Vivergo Fuels was forced to close in 2018, having been ahead of legislation to drive the greening up of petrol.
Now September will see a higher volume blend - up from five per cent to 10 - made available at the pumps. It will see C02 emissions from transport cut by 750,000 tonnes a year.
Owner of the Saltend site, AB Sugar, has welcomed the move that allows the refinery to re-start, with the jobs to add to a core 15 that have remained. It has long called for the step-up, with cross-party support.
Dr Mark Carr, group chief executive, said: “It was an extremely difficult decision we had to take to close in September 2018, but we have continued to maintain this world-class plant in the anticipation that it could re-start if the conditions were right to do so. With the Government’s announcement to introduce E10 to UK vehicles and improved market conditions, we are re-opening the plant and will start manufacturing bioethanol in early 2022.
“We will once again be investing in creating a highly skilled workforce and will be looking to recruit around 85 people for specialist roles over the coming weeks, as well as seeking opportunities with past partners, growers and customers whose support since 2007 has been invaluable.
“This is good news for a sustainable British biofuels industry, the economy within the Humber region, and the environment and consumers. I look forward to our continued investment and ambition for the UK bioethanol industry”.
“We’ve long been calling for this introduction as E10 is one of the quickest, easiest and most cost-effective ways for the UK to reduce its carbon emissions, while providing an economic boost to sustain the British biofuels industry, and the local and national economy," Dr Carr said.
Vivergo had operated for 11 years, with intermittent production halts. Fingers were pointed over “government inaction” when the tanks finally ran dry.
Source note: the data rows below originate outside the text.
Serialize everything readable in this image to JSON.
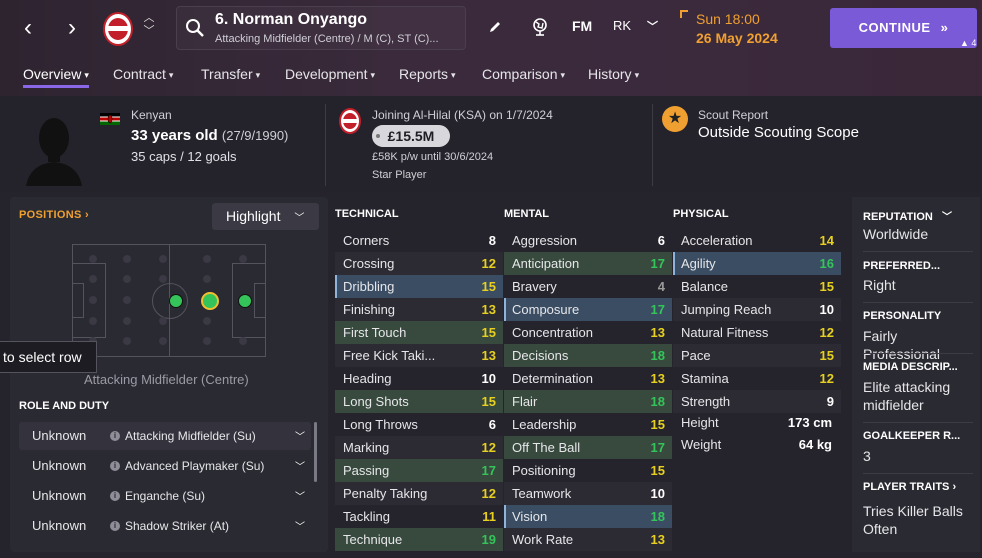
{
  "player": {
    "title": "6. Norman Onyango",
    "positions": "Attacking Midfielder (Centre) / M (C), ST (C)...",
    "nationality": "Kenyan",
    "age": "33 years old",
    "dob": "(27/9/1990)",
    "caps": "35 caps / 12 goals"
  },
  "toolbar": {
    "fm_label": "FM",
    "rk_label": "RK"
  },
  "date": {
    "time": "Sun 18:00",
    "date": "26 May 2024"
  },
  "continue": {
    "label": "CONTINUE",
    "badge": "4"
  },
  "tabs": [
    {
      "label": "Overview"
    },
    {
      "label": "Contract"
    },
    {
      "label": "Transfer"
    },
    {
      "label": "Development"
    },
    {
      "label": "Reports"
    },
    {
      "label": "Comparison"
    },
    {
      "label": "History"
    }
  ],
  "transfer": {
    "joining": "Joining Al-Hilal (KSA) on 1/7/2024",
    "value": "£15.5M",
    "wage": "£58K p/w until 30/6/2024",
    "status": "Star Player"
  },
  "scout": {
    "label": "Scout Report",
    "value": "Outside Scouting Scope"
  },
  "positions_panel": {
    "title": "POSITIONS",
    "highlight": "Highlight",
    "tooltip": "to select row",
    "position_label": "Attacking Midfielder (Centre)"
  },
  "role_duty": {
    "title": "ROLE AND DUTY",
    "rows": [
      {
        "duty": "Unknown",
        "role": "Attacking Midfielder (Su)"
      },
      {
        "duty": "Unknown",
        "role": "Advanced Playmaker (Su)"
      },
      {
        "duty": "Unknown",
        "role": "Enganche (Su)"
      },
      {
        "duty": "Unknown",
        "role": "Shadow Striker (At)"
      }
    ]
  },
  "attributes": {
    "technical": {
      "title": "TECHNICAL",
      "items": [
        {
          "name": "Corners",
          "value": "8"
        },
        {
          "name": "Crossing",
          "value": "12"
        },
        {
          "name": "Dribbling",
          "value": "15"
        },
        {
          "name": "Finishing",
          "value": "13"
        },
        {
          "name": "First Touch",
          "value": "15"
        },
        {
          "name": "Free Kick Taki...",
          "value": "13"
        },
        {
          "name": "Heading",
          "value": "10"
        },
        {
          "name": "Long Shots",
          "value": "15"
        },
        {
          "name": "Long Throws",
          "value": "6"
        },
        {
          "name": "Marking",
          "value": "12"
        },
        {
          "name": "Passing",
          "value": "17"
        },
        {
          "name": "Penalty Taking",
          "value": "12"
        },
        {
          "name": "Tackling",
          "value": "11"
        },
        {
          "name": "Technique",
          "value": "19"
        }
      ]
    },
    "mental": {
      "title": "MENTAL",
      "items": [
        {
          "name": "Aggression",
          "value": "6"
        },
        {
          "name": "Anticipation",
          "value": "17"
        },
        {
          "name": "Bravery",
          "value": "4"
        },
        {
          "name": "Composure",
          "value": "17"
        },
        {
          "name": "Concentration",
          "value": "13"
        },
        {
          "name": "Decisions",
          "value": "18"
        },
        {
          "name": "Determination",
          "value": "13"
        },
        {
          "name": "Flair",
          "value": "18"
        },
        {
          "name": "Leadership",
          "value": "15"
        },
        {
          "name": "Off The Ball",
          "value": "17"
        },
        {
          "name": "Positioning",
          "value": "15"
        },
        {
          "name": "Teamwork",
          "value": "10"
        },
        {
          "name": "Vision",
          "value": "18"
        },
        {
          "name": "Work Rate",
          "value": "13"
        }
      ]
    },
    "physical": {
      "title": "PHYSICAL",
      "items": [
        {
          "name": "Acceleration",
          "value": "14"
        },
        {
          "name": "Agility",
          "value": "16"
        },
        {
          "name": "Balance",
          "value": "15"
        },
        {
          "name": "Jumping Reach",
          "value": "10"
        },
        {
          "name": "Natural Fitness",
          "value": "12"
        },
        {
          "name": "Pace",
          "value": "15"
        },
        {
          "name": "Stamina",
          "value": "12"
        },
        {
          "name": "Strength",
          "value": "9"
        }
      ],
      "height_label": "Height",
      "height": "173 cm",
      "weight_label": "Weight",
      "weight": "64 kg"
    }
  },
  "side": {
    "reputation_h": "REPUTATION",
    "reputation": "Worldwide",
    "foot_h": "PREFERRED...",
    "foot": "Right",
    "personality_h": "PERSONALITY",
    "personality": "Fairly Professional",
    "media_h": "MEDIA DESCRIP...",
    "media": "Elite attacking midfielder",
    "gk_h": "GOALKEEPER R...",
    "gk": "3",
    "traits_h": "PLAYER TRAITS",
    "traits": "Tries Killer Balls Often"
  },
  "colors": {
    "accent": "#7b5ad8",
    "orange": "#f0a030",
    "green": "#35c45a",
    "yellow": "#e8d020",
    "white": "#ffffff",
    "grey": "#9a9a9a"
  }
}
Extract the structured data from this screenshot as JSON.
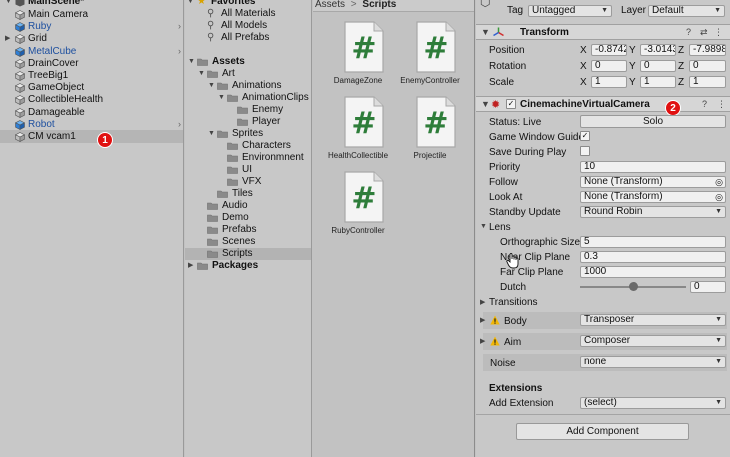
{
  "hierarchy": {
    "scene_name": "MainScene*",
    "items": [
      {
        "label": "Main Camera",
        "blue": false,
        "chevron": false
      },
      {
        "label": "Ruby",
        "blue": true,
        "chevron": true
      },
      {
        "label": "Grid",
        "blue": false,
        "chevron": false
      },
      {
        "label": "MetalCube",
        "blue": true,
        "chevron": true
      },
      {
        "label": "DrainCover",
        "blue": false,
        "chevron": false
      },
      {
        "label": "TreeBig1",
        "blue": false,
        "chevron": false
      },
      {
        "label": "GameObject",
        "blue": false,
        "chevron": false
      },
      {
        "label": "CollectibleHealth",
        "blue": false,
        "chevron": false
      },
      {
        "label": "Damageable",
        "blue": false,
        "chevron": false
      },
      {
        "label": "Robot",
        "blue": true,
        "chevron": true
      },
      {
        "label": "CM vcam1",
        "blue": false,
        "chevron": false
      }
    ],
    "badge": "1"
  },
  "project": {
    "favorites": {
      "label": "Favorites",
      "items": [
        "All Materials",
        "All Models",
        "All Prefabs"
      ]
    },
    "tree": {
      "assets": "Assets",
      "art": "Art",
      "animations": "Animations",
      "animation_clips": "AnimationClips",
      "enemy": "Enemy",
      "player": "Player",
      "sprites": "Sprites",
      "characters": "Characters",
      "environment": "Environmnent",
      "ui": "UI",
      "vfx": "VFX",
      "tiles": "Tiles",
      "audio": "Audio",
      "demo": "Demo",
      "prefabs": "Prefabs",
      "scenes": "Scenes",
      "scripts": "Scripts",
      "packages": "Packages"
    },
    "breadcrumb": {
      "root": "Assets",
      "sep": ">",
      "current": "Scripts"
    },
    "assets": [
      {
        "name": "DamageZone",
        "glyph": "#"
      },
      {
        "name": "EnemyController",
        "glyph": "#"
      },
      {
        "name": "HealthCollectible",
        "glyph": "#"
      },
      {
        "name": "Projectile",
        "glyph": "#"
      },
      {
        "name": "RubyController",
        "glyph": "#"
      }
    ]
  },
  "inspector": {
    "tag_label": "Tag",
    "tag_value": "Untagged",
    "layer_label": "Layer",
    "layer_value": "Default",
    "transform": {
      "title": "Transform",
      "position_label": "Position",
      "rotation_label": "Rotation",
      "scale_label": "Scale",
      "position": {
        "x": "-0.8742",
        "y": "-3.0143",
        "z": "-7.9898"
      },
      "rotation": {
        "x": "0",
        "y": "0",
        "z": "0"
      },
      "scale": {
        "x": "1",
        "y": "1",
        "z": "1"
      },
      "axis_x": "X",
      "axis_y": "Y",
      "axis_z": "Z"
    },
    "vcam": {
      "title": "CinemachineVirtualCamera",
      "badge": "2",
      "status_label": "Status: Live",
      "solo_button": "Solo",
      "game_window_guides_label": "Game Window Guides",
      "save_during_play_label": "Save During Play",
      "priority_label": "Priority",
      "priority_value": "10",
      "follow_label": "Follow",
      "follow_value": "None (Transform)",
      "look_at_label": "Look At",
      "look_at_value": "None (Transform)",
      "standby_label": "Standby Update",
      "standby_value": "Round Robin",
      "lens_label": "Lens",
      "ortho_label": "Orthographic Size",
      "ortho_value": "5",
      "near_label": "Near Clip Plane",
      "near_value": "0.3",
      "far_label": "Far Clip Plane",
      "far_value": "1000",
      "dutch_label": "Dutch",
      "dutch_value": "0",
      "dutch_fraction": 0.5,
      "transitions_label": "Transitions",
      "body_label": "Body",
      "body_value": "Transposer",
      "aim_label": "Aim",
      "aim_value": "Composer",
      "noise_label": "Noise",
      "noise_value": "none",
      "extensions_label": "Extensions",
      "add_extension_label": "Add Extension",
      "add_extension_value": "(select)"
    },
    "add_component": "Add Component"
  },
  "colors": {
    "script_green": "#2e7d3a",
    "badge_red": "#e01010",
    "prefab_blue": "#1d4f9f",
    "cube_blue": "#3a8fe0",
    "warn_yellow": "#f2b705"
  }
}
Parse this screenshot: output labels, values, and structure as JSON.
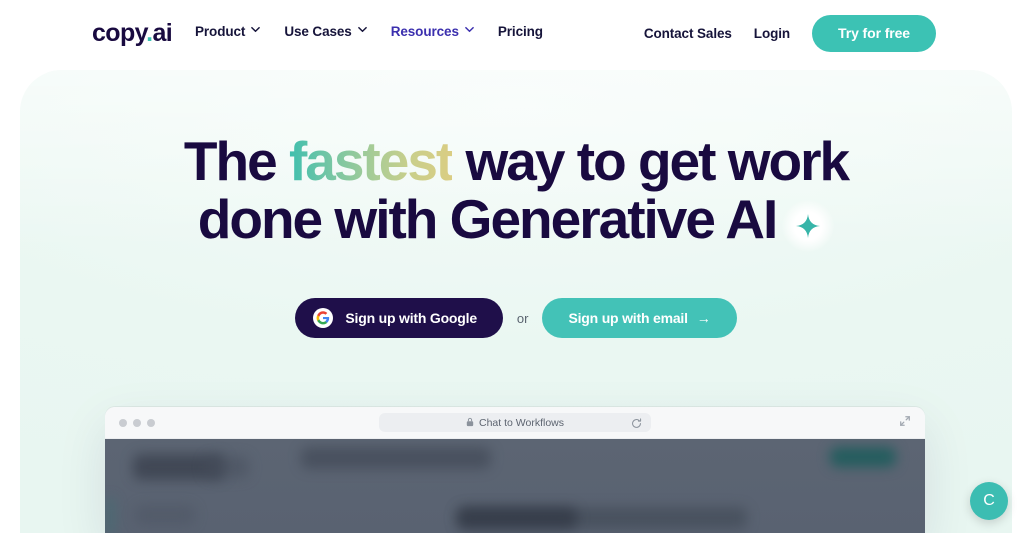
{
  "brand": {
    "name_main": "copy",
    "name_dot": ".",
    "name_suffix": "ai",
    "logo_color": "#190a40",
    "accent_color": "#3cc2b4"
  },
  "nav": {
    "items": [
      {
        "label": "Product",
        "has_chevron": true,
        "icon": "chevron-down-icon"
      },
      {
        "label": "Use Cases",
        "has_chevron": true,
        "icon": "chevron-down-icon"
      },
      {
        "label": "Resources",
        "has_chevron": true,
        "icon": "chevron-down-icon"
      },
      {
        "label": "Pricing",
        "has_chevron": false,
        "icon": ""
      }
    ],
    "contact_sales": "Contact Sales",
    "login": "Login",
    "try_for_free": "Try for free",
    "cta_color": "#3cc2b4"
  },
  "hero": {
    "headline_line1_a": "The ",
    "headline_line1_b": "fastest",
    "headline_line1_c": " way to get work",
    "headline_line2": "done with Generative AI",
    "sparkle_icon": "sparkle-icon",
    "gradient_from": "#3fbfae",
    "gradient_to": "#dacd83",
    "text_color": "#190a40",
    "background_color": "#eaf7f2"
  },
  "cta": {
    "google_label": "Sign up with Google",
    "google_icon": "google-g-icon",
    "google_bg": "#1f0f4a",
    "or_label": "or",
    "email_label": "Sign up with email",
    "email_arrow": "→",
    "email_bg": "#43c2b7"
  },
  "browser": {
    "traffic_lights": 3,
    "lock_icon": "lock-icon",
    "url_text": "Chat to Workflows",
    "reload_icon": "reload-icon",
    "expand_icon": "expand-icon",
    "body_color": "#5c6573"
  },
  "chat_widget": {
    "label": "C",
    "color": "#3cbdb2"
  }
}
A total of 115 jobs were lost.
Transport Secretary Grant Shapps said: “We’re going further and faster than ever to cut emissions from our roads, cleaning up our air as we accelerate towards a zero-emission transport future.
A small number of older vehicles, including classic cars and some from the early 2000s, will continue to need E5 fuel, so it will be maintained in the ‘Super’ grade.
“Although more and more motorists are driving electric vehicles, there are steps we can take to reduce emissions from the millions of vehicles already on our roads – the small switch to E10 petrol will help drivers across the country reduce the environmental impact of every journey, as we build back greener.
“The two petrol blends that are currently widely available in the UK contain no more than five per cent ethanol, known as E5; the fuel being rolled out in September has up to 10 per cent. Using bioethanol in place of traditional petrol can reduce CO2 emissions and, therefore, increasing the ethanol content of petrol could help us meet our climate change targets.”